Den nächsten Schritt setzte ich, indem ich mich aus der Vereinzelung meines Arbeitslosenstatus zu lösen begann und mich mit anderen zusammenschloß. Schon damals glaubte jede/r, erfolgreicher zu sein, wenn er/sie alleine kämpft. Diese Lehrzeit in der Arbeitsloseninitiative, die meine Schulkarriere über mehrere Jahre eher gehemmt hat, um sie schließlich nach langen Umleitungen doch wieder zu fördern, diese Lehrzeit hat mich persönlich in einem unschätzbaren Ausmaß bereichert. Heute wird dies wohl als Umwegrentabilität bezeichnet. Rückblickend bin ich froh, nicht sofort in die Schule eingestiegen zu sein. So wie die meisten war ich ja völlig naiv. Ich hatte keine Ahnung, nach welchen Spielregeln in den Konferenzzimmern agiert wird, wie durch und durch verparteipolitisiert die Schule ist und wie gleichzeitig heuchlerisch-neutral nach außen. Ich hatte keine Ahnung, welche Rolle die Interessensvertretungen, die LehrerInnenvereine und die Schulbehörde spielen, wie sehr der Unterricht von all diesen Komponenten beeinflußt wird und welchen direkten, indirekten und verinnerlichten Zwängen die LehrerInnen unterworfen sind. Durch mein Engagement erhielt ich diesbezüglich einen ungeheuren Kompetenzzuwachs, Erfahrung im Umgang mit Entscheidungsträgern (Trägerinnen gab´s keine), Informationsvorsprünge, Redegewandtheit, Organisationsgeschick, Durchblick in der Schulpolitik usw. Der kleine Maxi, der glaubte, daß es genüge, den „Stoff” zu beherrschen und ihn mit guten Methoden kreuzbrav an die SchülerInnen weiterzutransportieren, begann die Metaebene der Schule zu erblicken und die Funktion der Institution besser zu begreifen und vor allem die Rolle, die für ihn als Lehrer darin vorgesehen war.

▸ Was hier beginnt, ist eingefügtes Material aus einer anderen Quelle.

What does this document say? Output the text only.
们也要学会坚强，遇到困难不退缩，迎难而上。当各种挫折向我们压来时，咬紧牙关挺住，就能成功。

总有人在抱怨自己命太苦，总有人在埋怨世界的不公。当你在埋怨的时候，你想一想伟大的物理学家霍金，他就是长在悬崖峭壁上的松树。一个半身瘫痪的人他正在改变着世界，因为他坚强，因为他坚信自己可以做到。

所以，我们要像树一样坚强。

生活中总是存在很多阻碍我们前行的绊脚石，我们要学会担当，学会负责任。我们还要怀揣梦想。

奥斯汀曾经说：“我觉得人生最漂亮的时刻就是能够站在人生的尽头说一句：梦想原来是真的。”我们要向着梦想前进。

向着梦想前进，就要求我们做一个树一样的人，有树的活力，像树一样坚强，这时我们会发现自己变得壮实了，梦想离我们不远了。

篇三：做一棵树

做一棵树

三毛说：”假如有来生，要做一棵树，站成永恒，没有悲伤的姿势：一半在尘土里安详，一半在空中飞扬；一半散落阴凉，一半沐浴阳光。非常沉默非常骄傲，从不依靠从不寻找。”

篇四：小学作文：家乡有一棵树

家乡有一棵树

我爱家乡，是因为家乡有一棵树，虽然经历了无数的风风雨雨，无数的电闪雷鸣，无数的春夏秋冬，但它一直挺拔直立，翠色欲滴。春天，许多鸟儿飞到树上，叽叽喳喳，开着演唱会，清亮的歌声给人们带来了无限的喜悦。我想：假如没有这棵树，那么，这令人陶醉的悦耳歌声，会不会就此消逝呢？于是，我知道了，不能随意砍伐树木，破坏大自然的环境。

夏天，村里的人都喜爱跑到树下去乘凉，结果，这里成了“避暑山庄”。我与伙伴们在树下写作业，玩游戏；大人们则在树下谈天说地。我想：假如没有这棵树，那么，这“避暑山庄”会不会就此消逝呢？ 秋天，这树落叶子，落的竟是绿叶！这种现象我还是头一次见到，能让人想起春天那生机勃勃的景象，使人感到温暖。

Ein schmerzhafter Lernprozeß in dieser Zeit war die Erfahrung der Ungerechtigkeit und immer wieder der Ohnmacht, das Gefühl, bei der Arbeitsplatzvergabe übergangen worden zu sein. Auf alle Fälle aber vom so genannten „Lehrermarkt” hinauskatapultiert zu werden in die Freiheit, also frei von einem LehrerInnenjob zu sein, die freie Wahl zu haben, lebenslang weiter lernen zu dürfen, sich noch besser zu qualifizieren. Denn nur wer immer strebend sich bemüht, wird auch einmal erlöst werden – sofern es nicht noch jemand (angeblich) besser Qualifizierten gibt.
Jedenfalls fühlte ich mich ausgestoßen, deklassiert, übrig, nicht dazu gehörig. Besonders weh tat auch diese scheinbar problemlose Ersetzbarkeit im Rahmen des Schulsystems, das einem stets vor Augen führt, daß sich ein besonderer Einsatz für die SchülerInnen, vor allem aber ein kritisches Engagement nicht bezahlt macht. Andererseits dauerten diese Anfälle von Depression nicht lange, da ich ja in einer Gruppe eingebunden war und wir gemeinsam etwas gegen die Arbeitsmarktsituation zu unternehmen versuchten. Dadurch gelang es mir auch, nicht von den üblichen Auswirkungen der Arbeitslosigkeit befallen zu werden – Selbstzweifel, fortschreitende Apathie etc. – , sondern frisch und fröhlich die Kronen-Zeitung-Sozialschmarotzer-Diskussionen zu genießen. Mein psychisches Wohlbefinden sicherte ich mir dabei durch die für mich überlebensnotwendige Nutzung der Universität als soziales Nest, wo ich mich ohne Blick auf den Markt ganz nach meinen Bedürfnissen weiterbilden konnte.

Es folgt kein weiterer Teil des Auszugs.